The history of China's stock market is relatively short. The Shanghai and Shenzhen Stock Exchanges were established in 1990 and 1991 respectively. Since then, with the development of laws, regulations and financial services, the Chinese stock market has shown a rapid development. As of the end of 2018, more than 3,000 companies were listed on the Shanghai and Shenzhen stock exchanges. In 2017, Morgan Stanley Capital International added China A-shares to its emerging market index. Along with the Hong Kong Stock Exchange, the Chinese Stock Exchanges in Shanghai and Shenzhen belong to the most important stock exchanges worldwide.
The rapid expansion of China's IPO market has also contributed to the growth of the global stock market. In 2018, China Tower Corporation’s IPO raised 58.8 billion in Hong Kong, becoming the world’s largest IPO of that year. Due to the large scale of these IPOs, their performance will have an important impact on the trend of the stock market in China and overseas. At the same time, the listing of these companies can also help people understand the development of China’s economy more comprehensively.

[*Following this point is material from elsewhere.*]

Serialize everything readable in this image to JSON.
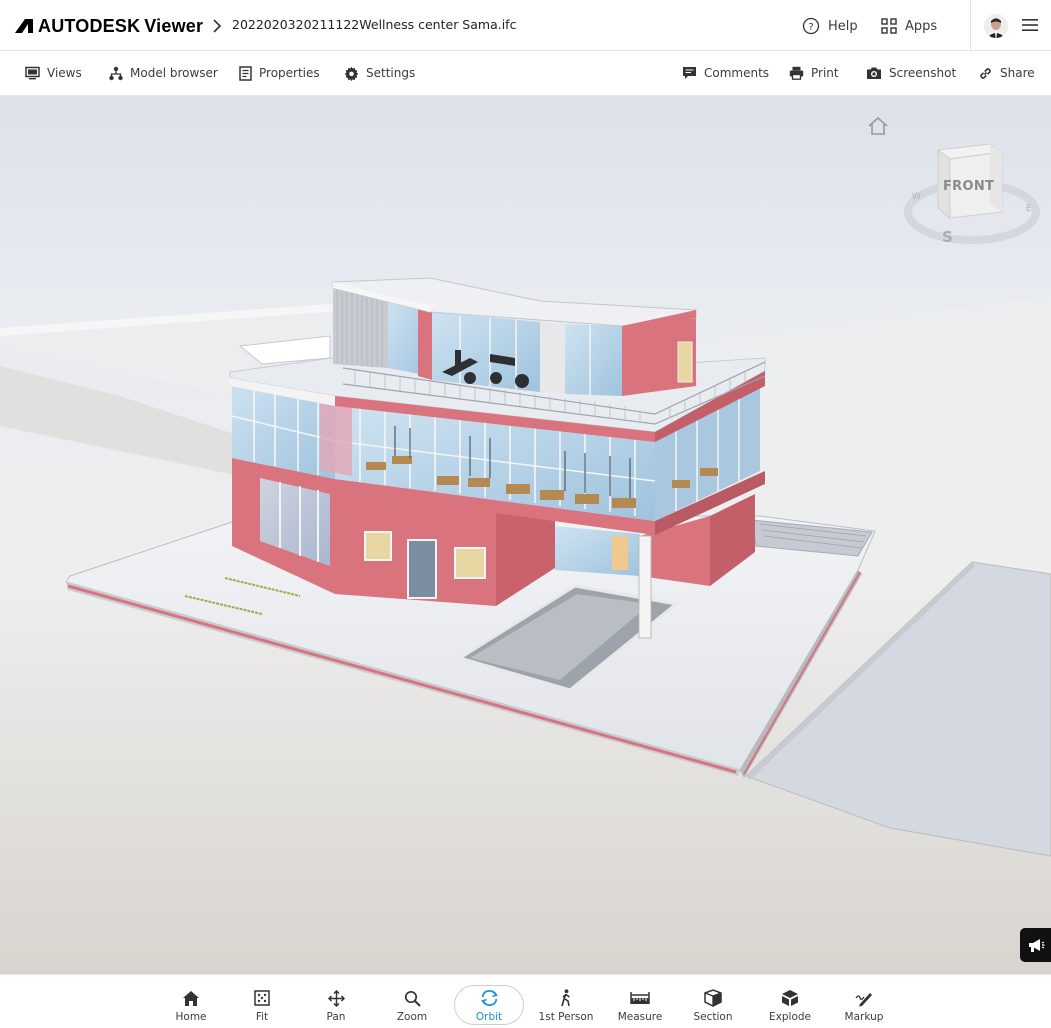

Due to different listing standards between different regions, many Chinese companies chose to go public overseas. As the world’s top IPO fund raising exchange in 2018, the Hong Kong Stock Exchange (HKEX) was chosen by many Chinese companies from the Mainland as their listing location. In 2018, the top three IPOs at HKEX were all Chinese companies with their headquarters in the Mainland. Developed legal services and simplified listing rules in Hong Kong have also provide many small and medium-sized enterprises an access point to the stock market effectively.